- Autora: Simone Bacelar
- Editora: Cobalto (SP)
- Ano de lançamento: 2025
- Nº. de páginas: 148
Em “O idioma das sombras”, Simone Bacelar apresenta uma poesia de fôlego intenso, que se lê quase sem respirar, como se cada verso exigisse do leitor uma entrega total, sem espaço para distrações. Nada mais importa diante da força de sua escrita, que se constrói de modo brutalmente cru e, ao mesmo tempo, profundamente poético. A autora leva ao pé da letra o recurso essencial da arte poética: criar imagens, transformar sentidos, reinventar percepções. Suas analogias são únicas e fascinantes, e é justamente nelas que reside parte da originalidade de sua obra. A poética de Bacelar é simultaneamente moderna, ousada e diferente, mas não rompe com a tradição; ao contrário, dialoga com ela, respeitando-a, enquanto abre caminhos novos. O resultado é uma poesia acessível a qualquer leitor, porém suficientemente densa para provocar reflexão. Essa densidade, no entanto, não se apoia em vocabulário excludente ou em simbologias quase inacessíveis, e sim na lucidez e na consistência das ideias, gerando uma obra fora de série, verdadeiramente autêntica e estimulante. Cada palavra pode ser saboreada, e deixar um verso passar despercebido seria quase um crime. A leitura amplia positivamente a noção de como se pode fazer poesia, justamente porque foge do lugar-comum e oferece uma percepção sensível e particular das coisas, das pessoas, da sociedade, do tempo e do próprio fazer poético.

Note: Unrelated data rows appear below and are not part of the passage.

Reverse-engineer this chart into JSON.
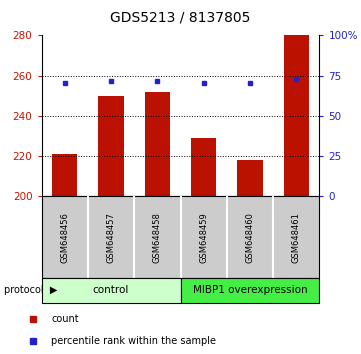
{
  "title": "GDS5213 / 8137805",
  "samples": [
    "GSM648456",
    "GSM648457",
    "GSM648458",
    "GSM648459",
    "GSM648460",
    "GSM648461"
  ],
  "counts": [
    221,
    250,
    252,
    229,
    218,
    280
  ],
  "percentile_ranks": [
    70.5,
    71.5,
    71.5,
    70.5,
    70.5,
    73.0
  ],
  "ylim_left": [
    200,
    280
  ],
  "ylim_right": [
    0,
    100
  ],
  "yticks_left": [
    200,
    220,
    240,
    260,
    280
  ],
  "yticks_right": [
    0,
    25,
    50,
    75,
    100
  ],
  "grid_values": [
    220,
    240,
    260
  ],
  "bar_color": "#bb1100",
  "dot_color": "#2222cc",
  "bar_width": 0.55,
  "control_color": "#ccffcc",
  "mibp_color": "#44ee44",
  "protocol_label": "protocol",
  "legend_count_label": "count",
  "legend_pct_label": "percentile rank within the sample",
  "xlabel_color_left": "#cc1100",
  "xlabel_color_right": "#2222cc",
  "title_fontsize": 10,
  "tick_fontsize": 7.5,
  "sample_fontsize": 6,
  "proto_fontsize": 7.5,
  "leg_fontsize": 7
}
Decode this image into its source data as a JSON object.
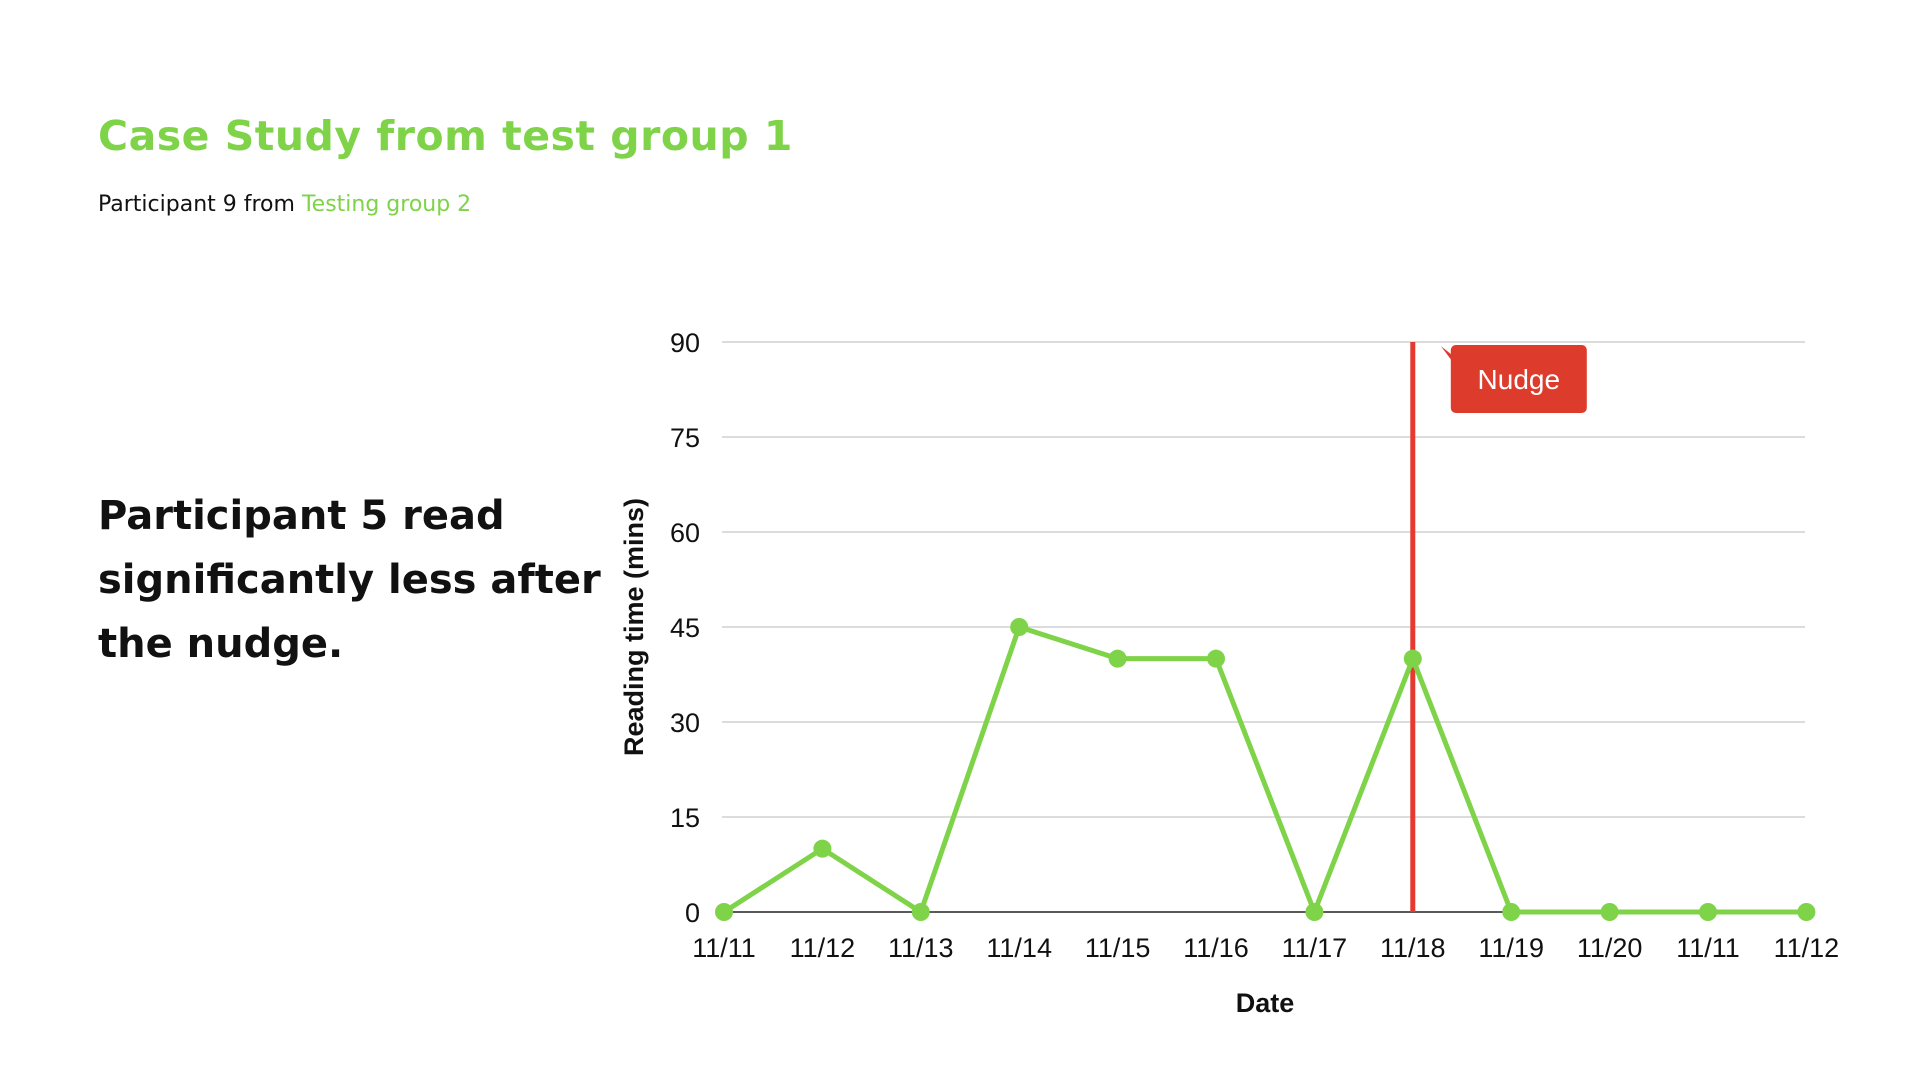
{
  "slide": {
    "title": "Case Study from test group 1",
    "subtitle_prefix": "Participant 9 from ",
    "subtitle_group": "Testing group 2",
    "headline": "Participant 5 read significantly less after the nudge."
  },
  "colors": {
    "accent": "#7ed348",
    "line": "#7ed348",
    "marker": "#e53a30",
    "annotation_bg": "#dd3b2c",
    "grid": "#d0d0d0",
    "text": "#111111"
  },
  "chart_data": {
    "type": "line",
    "title": "",
    "xlabel": "Date",
    "ylabel": "Reading time (mins)",
    "categories": [
      "11/11",
      "11/12",
      "11/13",
      "11/14",
      "11/15",
      "11/16",
      "11/17",
      "11/18",
      "11/19",
      "11/20",
      "11/11",
      "11/12"
    ],
    "series": [
      {
        "values": [
          0,
          10,
          0,
          45,
          40,
          40,
          0,
          40,
          0,
          0,
          0,
          0
        ]
      }
    ],
    "ylim": [
      0,
      90
    ],
    "yticks": [
      0,
      15,
      30,
      45,
      60,
      75,
      90
    ],
    "grid": true,
    "legend": "none",
    "annotations": [
      {
        "type": "vertical-line",
        "x_category_index": 7,
        "label": "Nudge"
      }
    ]
  }
}
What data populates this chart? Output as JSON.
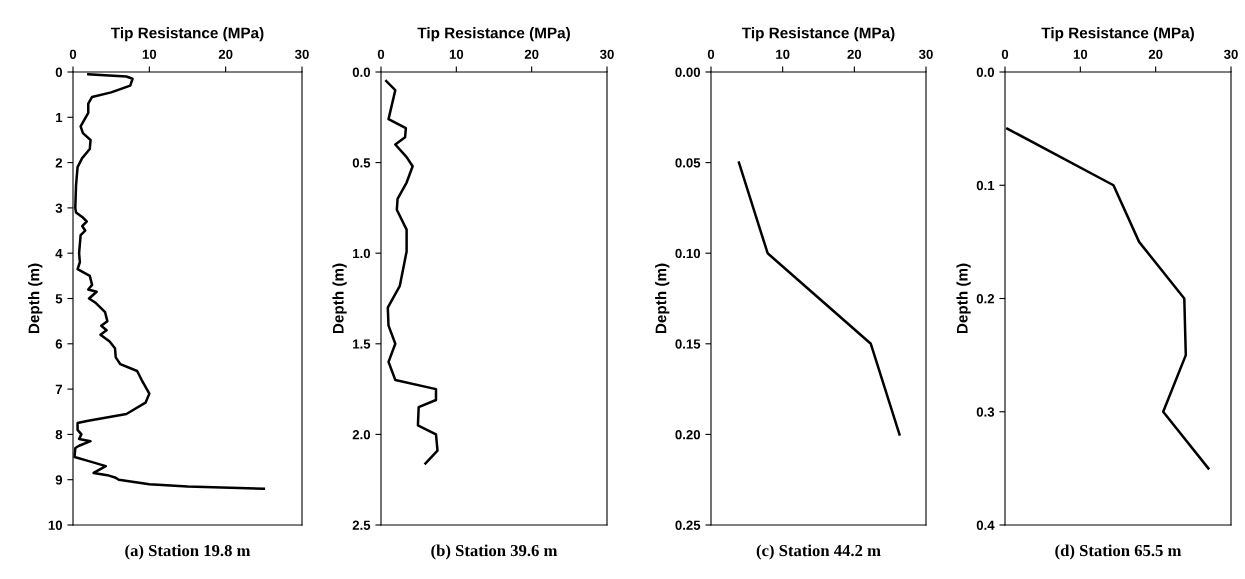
{
  "chart_data": [
    {
      "type": "line",
      "xlabel": "Tip Resistance (MPa)",
      "ylabel": "Depth (m)",
      "xlim": [
        0,
        30
      ],
      "xticks": [
        0,
        10,
        20,
        30
      ],
      "ylim": [
        10,
        0
      ],
      "yticks": [
        0,
        1,
        2,
        3,
        4,
        5,
        6,
        7,
        8,
        9,
        10
      ],
      "annotations": [
        "(a) Station 19.8 m"
      ],
      "series": [
        {
          "color": "#000000",
          "x": [
            2.0,
            7,
            7.8,
            7.5,
            5,
            2.5,
            2,
            2,
            1.5,
            1,
            1.3,
            2.3,
            2.2,
            1.2,
            0.6,
            0.4,
            0.3,
            0.4,
            1.2,
            1.8,
            1.2,
            1.6,
            1,
            0.8,
            0.9,
            0.6,
            2.2,
            2.5,
            2,
            3.1,
            2.1,
            3.0,
            4.2,
            4.5,
            3.7,
            4.4,
            3.6,
            4.8,
            5.5,
            5.6,
            6.2,
            8.4,
            9,
            10,
            9.5,
            7,
            2,
            0.6,
            0.6,
            1.1,
            0.8,
            2.3,
            0.8,
            0.3,
            0.2,
            2.3,
            4.3,
            2.7,
            4.5,
            5.5,
            6,
            10,
            15,
            25
          ],
          "values": [
            0.05,
            0.1,
            0.15,
            0.3,
            0.45,
            0.55,
            0.7,
            0.9,
            1.05,
            1.2,
            1.35,
            1.5,
            1.7,
            1.9,
            2.1,
            2.5,
            3.0,
            3.1,
            3.2,
            3.3,
            3.4,
            3.5,
            3.6,
            4.0,
            4.2,
            4.35,
            4.5,
            4.7,
            4.8,
            4.85,
            5.0,
            5.1,
            5.3,
            5.5,
            5.6,
            5.7,
            5.8,
            5.95,
            6.1,
            6.3,
            6.45,
            6.6,
            6.8,
            7.1,
            7.3,
            7.55,
            7.7,
            7.75,
            7.9,
            8.0,
            8.1,
            8.15,
            8.25,
            8.3,
            8.5,
            8.6,
            8.7,
            8.85,
            8.9,
            8.95,
            9.0,
            9.1,
            9.15,
            9.2
          ]
        }
      ]
    },
    {
      "type": "line",
      "xlabel": "Tip Resistance (MPa)",
      "ylabel": "Depth (m)",
      "xlim": [
        0,
        30
      ],
      "xticks": [
        0,
        10,
        20,
        30
      ],
      "ylim": [
        2.5,
        0
      ],
      "yticks": [
        {
          "value": 0,
          "label": "0.0"
        },
        {
          "value": 0.5,
          "label": "0.5"
        },
        {
          "value": 1,
          "label": "1.0"
        },
        {
          "value": 1.5,
          "label": "1.5"
        },
        {
          "value": 2,
          "label": "2.0"
        },
        {
          "value": 2.5,
          "label": "2.5"
        }
      ],
      "annotations": [
        "(b) Station 39.6 m"
      ],
      "series": [
        {
          "color": "#000000",
          "x": [
            0.7,
            1.9,
            1.0,
            3.3,
            3.2,
            1.9,
            3.4,
            4.2,
            3.4,
            2.2,
            2.1,
            3.4,
            3.4,
            2.5,
            0.9,
            1.0,
            1.9,
            1.0,
            1.9,
            7.3,
            7.3,
            5.0,
            4.9,
            7.3,
            7.5,
            5.9
          ],
          "values": [
            0.05,
            0.1,
            0.26,
            0.31,
            0.36,
            0.4,
            0.47,
            0.52,
            0.61,
            0.7,
            0.76,
            0.87,
            0.99,
            1.18,
            1.3,
            1.4,
            1.5,
            1.6,
            1.7,
            1.75,
            1.81,
            1.85,
            1.95,
            2.0,
            2.09,
            2.16
          ]
        }
      ]
    },
    {
      "type": "line",
      "xlabel": "Tip Resistance (MPa)",
      "ylabel": "Depth (m)",
      "xlim": [
        0,
        30
      ],
      "xticks": [
        0,
        10,
        20,
        30
      ],
      "ylim": [
        0.25,
        0
      ],
      "yticks": [
        {
          "value": 0,
          "label": "0.00"
        },
        {
          "value": 0.05,
          "label": "0.05"
        },
        {
          "value": 0.1,
          "label": "0.10"
        },
        {
          "value": 0.15,
          "label": "0.15"
        },
        {
          "value": 0.2,
          "label": "0.20"
        },
        {
          "value": 0.25,
          "label": "0.25"
        }
      ],
      "annotations": [
        "(c) Station 44.2 m"
      ],
      "series": [
        {
          "color": "#000000",
          "x": [
            3.9,
            7.9,
            22.3,
            26.3
          ],
          "values": [
            0.05,
            0.1,
            0.15,
            0.2
          ]
        }
      ]
    },
    {
      "type": "line",
      "xlabel": "Tip Resistance (MPa)",
      "ylabel": "Depth (m)",
      "xlim": [
        0,
        30
      ],
      "xticks": [
        0,
        10,
        20,
        30
      ],
      "ylim": [
        0.4,
        0
      ],
      "yticks": [
        {
          "value": 0,
          "label": "0.0"
        },
        {
          "value": 0.1,
          "label": "0.1"
        },
        {
          "value": 0.2,
          "label": "0.2"
        },
        {
          "value": 0.3,
          "label": "0.3"
        },
        {
          "value": 0.4,
          "label": "0.4"
        }
      ],
      "annotations": [
        "(d) Station 65.5 m"
      ],
      "series": [
        {
          "color": "#000000",
          "x": [
            0.3,
            14.4,
            17.8,
            23.8,
            24,
            21,
            27
          ],
          "values": [
            0.05,
            0.1,
            0.15,
            0.2,
            0.25,
            0.3,
            0.35
          ]
        }
      ]
    }
  ]
}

Os versos de Bacelar são incisivos, como em “um esforço jogado no ralo, / porque o ralo aceita qualquer coisa” (p. 15), ou em “um lampejo de esperança esmagado / como bituca de cigarro na calçada rachada” (p. 15), imagens que condensam a experiência humana em metáforas cotidianas, ao mesmo tempo simples e devastadoras. Em “Tem no bolso um maço de silêncio / e na alma um grito inteiro” (p. 30), a poetisa explora a tensão entre contenção e explosão, enquanto em “Ser autêntico é isso: / cuspir na cara do mundo / sem se importar / com quem limpa a sujeira depois” (p. 30) afirma uma postura de enfrentamento, que perpassa toda a obra. Há também espaço para delicadas ponderações, como em “Perdão, no chão do homem / não nasce como capim. / É lavra de quem entende / que a dor precisa ter fim” (p. 33), ou em “[…] aprendeu a desenhar / mapas de retorno sem jamais traçar rotas de fuga” (p. 34), versos que revelam maturidade e lucidez. O amor, tema recorrente, aparece despido de idealizações: “O amor não precisa ser bonito. / só precisa caber” (p. 36). Já em “Como se o ar não estivesse poluído / por pensamentos que não se dissipam” (p. 46), a escritora traduz a inquietação mental, e em “Ela lê, / não para escapar, / mas para entender por que ainda está aqui […]” (p. 53) transforma o ato da leitura em gesto existencial. A sabedoria de seus versos pode ser observada ainda em reflexões como “percebo que a paz / não é a ausência de ondas, / mas a aceitação / de que elas vêm e vão [...]” (p. 97), ou em “[…] sei que somos todos finitos, / como quem passa e já vira sombra na esquina” (p. 118), que reafirmam a consciência da transitoriedade da vida.
Entre os poemas que mais se destacam, estão “Uma dor que grita no silêncio”, “A mulher que carrega espelhos”, “Acervo”, “Sem promessas”, “Lição”, “Amanhece”, “O cotidiano respira”, “Aniversário de Jesus”, “Gratidão é coisa de dentro”, “A leitora”, “A dor que fala”, “O amor chega cambaleando”, “Felicidade”, “Cavalo selvagem”, “Estranha cidade a minha”, “Acordo com o sol nascendo”, “Alça de caixão”, “Testamento” e “Ela entra na livraria como quem invade”. Cada um deles, à sua maneira, confirma a amplitude temática e a versatilidade da autora, que transita entre o íntimo e o social, entre o efêmero e o eterno, entre a dor e a esperança.
Assim, “O idioma das sombras” não é apenas um livro de poemas, mas um convite a olhar o mundo com outros olhos — olhos que não temem a sombra e, em vez disso, encontram nela um idioma próprio, feito de lucidez, dor, amor e resistência. É por isso que, para mim, o avassalador volume em questão comprova aquilo que penso há algum tempo: a baiana Simone Bacelar é a voz mais notável da poesia brasileira contemporânea.